Jean comes to buy in to the idea of the X-Men, even as the subtext undermines the idealism a little. Part of this is Magneto and what he says - he's not quite Morrison's "mad old terrorist" here, but then there's also the brief mention of carnival mutants, which turns out to be a living, at least. The X-Men mostly have "passing privilege", so can't quite understand how disruptive they could be to these people's lives. Warren could perhaps get it best, but he's privileged in other ways. See Vaughn's X-Men: First Class where the only people naïve enough to side with Xavier are the white guys, without personal experience of how systemic oppression works.

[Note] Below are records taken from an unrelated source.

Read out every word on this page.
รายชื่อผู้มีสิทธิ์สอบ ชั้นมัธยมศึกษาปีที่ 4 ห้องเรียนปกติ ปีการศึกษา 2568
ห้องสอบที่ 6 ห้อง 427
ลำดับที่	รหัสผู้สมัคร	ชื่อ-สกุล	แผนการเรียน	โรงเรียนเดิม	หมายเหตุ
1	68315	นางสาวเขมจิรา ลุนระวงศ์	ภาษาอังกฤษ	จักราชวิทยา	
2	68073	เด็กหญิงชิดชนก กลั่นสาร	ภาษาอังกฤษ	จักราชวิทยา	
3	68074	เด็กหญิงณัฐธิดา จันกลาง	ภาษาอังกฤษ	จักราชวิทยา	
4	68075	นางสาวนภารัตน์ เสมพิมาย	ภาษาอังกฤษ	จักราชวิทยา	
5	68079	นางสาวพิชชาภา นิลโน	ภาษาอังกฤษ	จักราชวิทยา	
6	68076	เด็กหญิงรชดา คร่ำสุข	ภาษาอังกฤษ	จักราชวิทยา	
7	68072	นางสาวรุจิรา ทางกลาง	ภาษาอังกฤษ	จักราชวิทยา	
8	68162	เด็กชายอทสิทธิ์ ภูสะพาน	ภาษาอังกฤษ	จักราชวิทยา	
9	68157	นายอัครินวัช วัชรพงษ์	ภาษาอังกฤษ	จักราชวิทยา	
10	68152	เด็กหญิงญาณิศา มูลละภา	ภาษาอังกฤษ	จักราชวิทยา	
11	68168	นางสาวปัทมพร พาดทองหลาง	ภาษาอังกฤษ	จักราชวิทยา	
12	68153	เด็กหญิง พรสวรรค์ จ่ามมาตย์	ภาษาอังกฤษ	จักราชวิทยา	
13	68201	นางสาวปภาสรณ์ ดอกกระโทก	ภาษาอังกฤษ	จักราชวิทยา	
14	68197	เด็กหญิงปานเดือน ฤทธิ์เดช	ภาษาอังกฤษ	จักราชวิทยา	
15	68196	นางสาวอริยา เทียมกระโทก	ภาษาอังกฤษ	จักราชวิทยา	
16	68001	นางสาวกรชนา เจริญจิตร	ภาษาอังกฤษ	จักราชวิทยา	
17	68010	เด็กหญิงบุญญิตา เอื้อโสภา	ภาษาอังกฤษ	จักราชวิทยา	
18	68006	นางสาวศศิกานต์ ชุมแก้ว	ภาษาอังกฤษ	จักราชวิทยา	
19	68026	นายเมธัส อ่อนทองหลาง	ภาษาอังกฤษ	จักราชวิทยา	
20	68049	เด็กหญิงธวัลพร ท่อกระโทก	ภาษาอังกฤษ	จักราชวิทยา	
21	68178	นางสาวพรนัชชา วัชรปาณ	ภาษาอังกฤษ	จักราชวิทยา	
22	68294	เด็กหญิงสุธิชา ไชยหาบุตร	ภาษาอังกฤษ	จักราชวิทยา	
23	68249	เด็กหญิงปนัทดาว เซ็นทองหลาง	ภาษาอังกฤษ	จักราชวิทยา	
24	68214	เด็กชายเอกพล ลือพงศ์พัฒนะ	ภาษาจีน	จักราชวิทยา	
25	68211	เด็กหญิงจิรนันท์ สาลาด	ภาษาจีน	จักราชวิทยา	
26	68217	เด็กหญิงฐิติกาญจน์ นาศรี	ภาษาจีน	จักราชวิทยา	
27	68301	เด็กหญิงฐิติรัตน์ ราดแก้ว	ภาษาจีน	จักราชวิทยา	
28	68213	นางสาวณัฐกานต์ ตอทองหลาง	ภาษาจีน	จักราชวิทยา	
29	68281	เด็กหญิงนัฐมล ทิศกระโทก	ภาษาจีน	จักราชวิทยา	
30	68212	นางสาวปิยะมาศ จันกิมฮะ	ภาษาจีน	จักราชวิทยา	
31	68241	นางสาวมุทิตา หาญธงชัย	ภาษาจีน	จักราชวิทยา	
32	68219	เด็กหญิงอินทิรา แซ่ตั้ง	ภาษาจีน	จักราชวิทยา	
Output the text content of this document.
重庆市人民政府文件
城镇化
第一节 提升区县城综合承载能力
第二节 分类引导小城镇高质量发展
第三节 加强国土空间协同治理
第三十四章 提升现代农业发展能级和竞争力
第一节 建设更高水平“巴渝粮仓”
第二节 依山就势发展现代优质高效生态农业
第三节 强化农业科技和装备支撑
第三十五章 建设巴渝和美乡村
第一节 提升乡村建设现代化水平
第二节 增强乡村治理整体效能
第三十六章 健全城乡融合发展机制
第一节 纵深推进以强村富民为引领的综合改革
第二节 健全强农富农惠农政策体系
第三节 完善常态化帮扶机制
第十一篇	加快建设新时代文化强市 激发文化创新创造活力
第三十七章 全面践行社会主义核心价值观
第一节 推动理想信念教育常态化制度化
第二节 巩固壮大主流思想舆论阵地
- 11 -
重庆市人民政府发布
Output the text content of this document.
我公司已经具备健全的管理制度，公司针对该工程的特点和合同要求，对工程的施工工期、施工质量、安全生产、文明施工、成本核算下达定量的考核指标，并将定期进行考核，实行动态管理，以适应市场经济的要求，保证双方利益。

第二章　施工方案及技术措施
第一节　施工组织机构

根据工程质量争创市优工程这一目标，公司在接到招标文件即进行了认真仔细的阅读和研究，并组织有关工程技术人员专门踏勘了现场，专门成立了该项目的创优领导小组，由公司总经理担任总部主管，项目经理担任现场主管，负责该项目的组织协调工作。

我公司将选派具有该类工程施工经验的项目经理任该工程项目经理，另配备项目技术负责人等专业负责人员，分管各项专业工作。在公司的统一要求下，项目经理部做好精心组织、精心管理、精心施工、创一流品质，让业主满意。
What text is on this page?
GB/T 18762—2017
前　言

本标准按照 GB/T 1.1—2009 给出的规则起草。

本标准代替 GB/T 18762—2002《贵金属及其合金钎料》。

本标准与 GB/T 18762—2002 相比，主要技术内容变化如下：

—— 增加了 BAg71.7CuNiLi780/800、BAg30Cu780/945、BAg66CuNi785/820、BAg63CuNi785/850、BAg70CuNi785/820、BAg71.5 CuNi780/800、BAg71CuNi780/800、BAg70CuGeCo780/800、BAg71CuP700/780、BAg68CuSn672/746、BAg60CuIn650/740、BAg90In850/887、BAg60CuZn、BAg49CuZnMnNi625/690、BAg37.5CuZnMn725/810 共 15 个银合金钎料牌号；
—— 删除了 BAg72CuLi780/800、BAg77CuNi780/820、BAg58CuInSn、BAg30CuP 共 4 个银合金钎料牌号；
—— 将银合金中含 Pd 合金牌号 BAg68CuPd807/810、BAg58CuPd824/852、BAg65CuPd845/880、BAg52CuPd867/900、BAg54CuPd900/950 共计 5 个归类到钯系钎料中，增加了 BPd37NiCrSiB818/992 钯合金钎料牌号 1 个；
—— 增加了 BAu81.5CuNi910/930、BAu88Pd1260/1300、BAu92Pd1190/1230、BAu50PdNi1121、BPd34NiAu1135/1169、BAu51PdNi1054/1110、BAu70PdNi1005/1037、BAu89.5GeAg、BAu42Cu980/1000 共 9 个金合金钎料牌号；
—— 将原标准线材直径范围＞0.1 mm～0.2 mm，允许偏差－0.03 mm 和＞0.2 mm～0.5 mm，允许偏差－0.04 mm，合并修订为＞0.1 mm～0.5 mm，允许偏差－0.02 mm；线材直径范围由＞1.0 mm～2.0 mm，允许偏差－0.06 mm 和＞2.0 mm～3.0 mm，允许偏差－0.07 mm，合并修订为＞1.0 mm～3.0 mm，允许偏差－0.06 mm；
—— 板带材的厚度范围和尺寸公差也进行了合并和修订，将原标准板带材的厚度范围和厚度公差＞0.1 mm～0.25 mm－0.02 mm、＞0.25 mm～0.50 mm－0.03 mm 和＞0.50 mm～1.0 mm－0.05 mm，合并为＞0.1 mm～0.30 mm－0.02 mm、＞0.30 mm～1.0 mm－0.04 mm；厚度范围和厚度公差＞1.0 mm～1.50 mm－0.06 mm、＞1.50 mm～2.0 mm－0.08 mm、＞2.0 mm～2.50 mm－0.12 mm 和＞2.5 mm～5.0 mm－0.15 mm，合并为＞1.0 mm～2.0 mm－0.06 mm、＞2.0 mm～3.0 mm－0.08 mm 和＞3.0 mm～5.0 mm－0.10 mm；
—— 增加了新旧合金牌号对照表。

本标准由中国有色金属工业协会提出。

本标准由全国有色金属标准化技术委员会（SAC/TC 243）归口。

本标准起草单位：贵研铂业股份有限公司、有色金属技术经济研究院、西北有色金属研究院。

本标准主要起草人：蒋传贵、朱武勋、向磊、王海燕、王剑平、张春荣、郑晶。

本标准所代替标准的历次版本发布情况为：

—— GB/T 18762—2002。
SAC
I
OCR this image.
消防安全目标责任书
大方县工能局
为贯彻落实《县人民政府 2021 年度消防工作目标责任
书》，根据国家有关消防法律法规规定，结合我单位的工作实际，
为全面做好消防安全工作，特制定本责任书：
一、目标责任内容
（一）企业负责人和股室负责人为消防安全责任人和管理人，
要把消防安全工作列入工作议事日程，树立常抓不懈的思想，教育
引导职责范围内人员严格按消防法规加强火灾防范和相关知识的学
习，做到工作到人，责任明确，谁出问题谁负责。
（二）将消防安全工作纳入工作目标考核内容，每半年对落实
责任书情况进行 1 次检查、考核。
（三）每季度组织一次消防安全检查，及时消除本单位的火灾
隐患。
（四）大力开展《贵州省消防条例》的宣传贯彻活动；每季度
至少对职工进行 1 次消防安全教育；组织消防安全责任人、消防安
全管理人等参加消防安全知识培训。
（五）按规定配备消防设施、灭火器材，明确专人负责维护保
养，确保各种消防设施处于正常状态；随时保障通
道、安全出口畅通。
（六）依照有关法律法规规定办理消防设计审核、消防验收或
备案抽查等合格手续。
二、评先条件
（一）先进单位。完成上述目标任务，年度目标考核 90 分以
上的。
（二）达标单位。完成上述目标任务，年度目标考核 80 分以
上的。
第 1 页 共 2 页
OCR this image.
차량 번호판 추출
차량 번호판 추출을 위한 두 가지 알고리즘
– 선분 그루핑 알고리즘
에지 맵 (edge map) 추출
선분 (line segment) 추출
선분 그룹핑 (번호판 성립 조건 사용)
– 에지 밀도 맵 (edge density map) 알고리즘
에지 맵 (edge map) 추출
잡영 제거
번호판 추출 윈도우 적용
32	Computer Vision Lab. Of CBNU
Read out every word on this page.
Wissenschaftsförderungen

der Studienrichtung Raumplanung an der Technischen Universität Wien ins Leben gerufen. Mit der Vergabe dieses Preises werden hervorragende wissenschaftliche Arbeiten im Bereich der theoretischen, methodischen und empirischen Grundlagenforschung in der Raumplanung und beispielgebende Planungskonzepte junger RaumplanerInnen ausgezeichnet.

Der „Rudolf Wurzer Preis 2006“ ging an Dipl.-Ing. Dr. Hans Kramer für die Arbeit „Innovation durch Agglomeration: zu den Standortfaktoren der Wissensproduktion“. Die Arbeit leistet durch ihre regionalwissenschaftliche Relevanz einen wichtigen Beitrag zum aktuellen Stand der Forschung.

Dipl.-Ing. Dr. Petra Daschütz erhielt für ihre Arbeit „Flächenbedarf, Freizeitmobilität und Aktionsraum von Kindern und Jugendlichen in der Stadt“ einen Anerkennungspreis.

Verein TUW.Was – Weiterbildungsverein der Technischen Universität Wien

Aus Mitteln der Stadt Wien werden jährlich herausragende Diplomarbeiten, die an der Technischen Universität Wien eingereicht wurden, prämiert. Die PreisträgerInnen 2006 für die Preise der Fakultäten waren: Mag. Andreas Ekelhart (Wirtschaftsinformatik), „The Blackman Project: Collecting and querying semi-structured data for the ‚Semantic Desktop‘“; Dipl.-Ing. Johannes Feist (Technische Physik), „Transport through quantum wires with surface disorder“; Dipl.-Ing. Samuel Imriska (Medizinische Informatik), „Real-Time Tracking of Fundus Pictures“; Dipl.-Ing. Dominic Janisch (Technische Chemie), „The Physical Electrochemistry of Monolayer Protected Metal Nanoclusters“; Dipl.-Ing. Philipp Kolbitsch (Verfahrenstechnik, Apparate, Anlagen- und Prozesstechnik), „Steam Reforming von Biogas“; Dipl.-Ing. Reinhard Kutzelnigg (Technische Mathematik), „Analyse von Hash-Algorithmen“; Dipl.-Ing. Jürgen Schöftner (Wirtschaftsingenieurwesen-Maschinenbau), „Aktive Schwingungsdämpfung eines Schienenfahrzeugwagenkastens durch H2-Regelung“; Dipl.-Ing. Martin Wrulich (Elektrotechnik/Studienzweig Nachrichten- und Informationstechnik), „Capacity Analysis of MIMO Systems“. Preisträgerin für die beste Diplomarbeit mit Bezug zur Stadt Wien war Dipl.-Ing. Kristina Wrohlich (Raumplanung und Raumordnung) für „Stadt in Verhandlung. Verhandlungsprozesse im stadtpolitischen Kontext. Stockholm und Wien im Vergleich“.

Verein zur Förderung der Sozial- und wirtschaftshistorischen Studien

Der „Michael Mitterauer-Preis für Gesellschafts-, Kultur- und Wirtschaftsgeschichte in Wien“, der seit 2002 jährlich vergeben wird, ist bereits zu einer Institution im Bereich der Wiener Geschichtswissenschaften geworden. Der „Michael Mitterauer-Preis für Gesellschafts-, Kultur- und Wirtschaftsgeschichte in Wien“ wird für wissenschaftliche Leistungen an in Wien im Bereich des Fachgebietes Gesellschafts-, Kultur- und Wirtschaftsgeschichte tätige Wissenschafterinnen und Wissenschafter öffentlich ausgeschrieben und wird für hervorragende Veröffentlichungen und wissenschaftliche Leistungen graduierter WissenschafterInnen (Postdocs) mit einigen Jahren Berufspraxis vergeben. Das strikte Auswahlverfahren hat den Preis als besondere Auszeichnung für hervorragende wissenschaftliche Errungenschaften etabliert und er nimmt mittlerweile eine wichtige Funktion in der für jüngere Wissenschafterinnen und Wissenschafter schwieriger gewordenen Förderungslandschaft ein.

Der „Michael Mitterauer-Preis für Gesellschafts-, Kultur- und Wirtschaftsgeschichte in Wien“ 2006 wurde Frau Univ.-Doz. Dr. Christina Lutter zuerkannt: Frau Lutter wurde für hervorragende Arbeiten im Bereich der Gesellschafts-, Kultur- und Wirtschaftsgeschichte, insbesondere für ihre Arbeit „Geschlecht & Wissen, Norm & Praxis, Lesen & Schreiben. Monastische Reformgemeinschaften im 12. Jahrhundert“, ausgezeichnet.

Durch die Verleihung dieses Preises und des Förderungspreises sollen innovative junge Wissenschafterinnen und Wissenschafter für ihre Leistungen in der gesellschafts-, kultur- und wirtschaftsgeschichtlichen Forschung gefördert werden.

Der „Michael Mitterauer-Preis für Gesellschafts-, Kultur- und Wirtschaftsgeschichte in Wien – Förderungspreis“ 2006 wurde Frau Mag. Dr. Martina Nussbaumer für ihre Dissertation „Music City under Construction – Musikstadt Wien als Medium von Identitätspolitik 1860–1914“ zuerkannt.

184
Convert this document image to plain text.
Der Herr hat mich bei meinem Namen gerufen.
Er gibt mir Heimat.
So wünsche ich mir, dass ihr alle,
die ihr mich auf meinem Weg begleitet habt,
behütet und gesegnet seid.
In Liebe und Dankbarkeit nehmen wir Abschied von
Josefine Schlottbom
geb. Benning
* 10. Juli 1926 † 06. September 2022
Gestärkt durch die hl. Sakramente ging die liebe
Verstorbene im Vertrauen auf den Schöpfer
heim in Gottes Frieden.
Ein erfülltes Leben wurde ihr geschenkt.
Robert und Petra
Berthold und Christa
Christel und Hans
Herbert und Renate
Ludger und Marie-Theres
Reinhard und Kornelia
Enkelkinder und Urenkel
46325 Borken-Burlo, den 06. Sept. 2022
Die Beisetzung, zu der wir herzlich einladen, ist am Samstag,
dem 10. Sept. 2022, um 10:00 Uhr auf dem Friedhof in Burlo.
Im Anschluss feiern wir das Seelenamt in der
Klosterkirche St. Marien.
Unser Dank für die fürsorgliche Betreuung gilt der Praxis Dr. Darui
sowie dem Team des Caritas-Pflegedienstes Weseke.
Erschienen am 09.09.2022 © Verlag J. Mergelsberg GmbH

I think this should be accessible enough to newcomers. It flits between issues and incorporates moments from them as a kind of skeleton to hang the real meat of the story off. Tonally it is a decent match for both what is going on with the characters in this part of the original run, and the shorter-arc format that's being used on the main X-books at the moment. And unlike Parker's X-Men: First Class (which I will post about here at some point), it somehow avoids invoking a sense of false nostalgia. As a project on its own then, I dub this a success.

But is that all they are after? After the final page of the story comes Gillen's Uncanny X-Men #1. This is going to be a very hard sell - with the other Season One OGN's, the status quo set up at the end of them bears some relation to a recent status quo. Fantastic Four presumably ends with those same four characters living in the Baxter Building routinely saving the world; Spider-Man is still slinging webs around NYC. But the X-Men? Only two of the characters from this are even in Uncanny, and one of them was the villain, and for unexplained reasons they are suddenly in San Francisco. So, it'll be a big jump. But one worth making.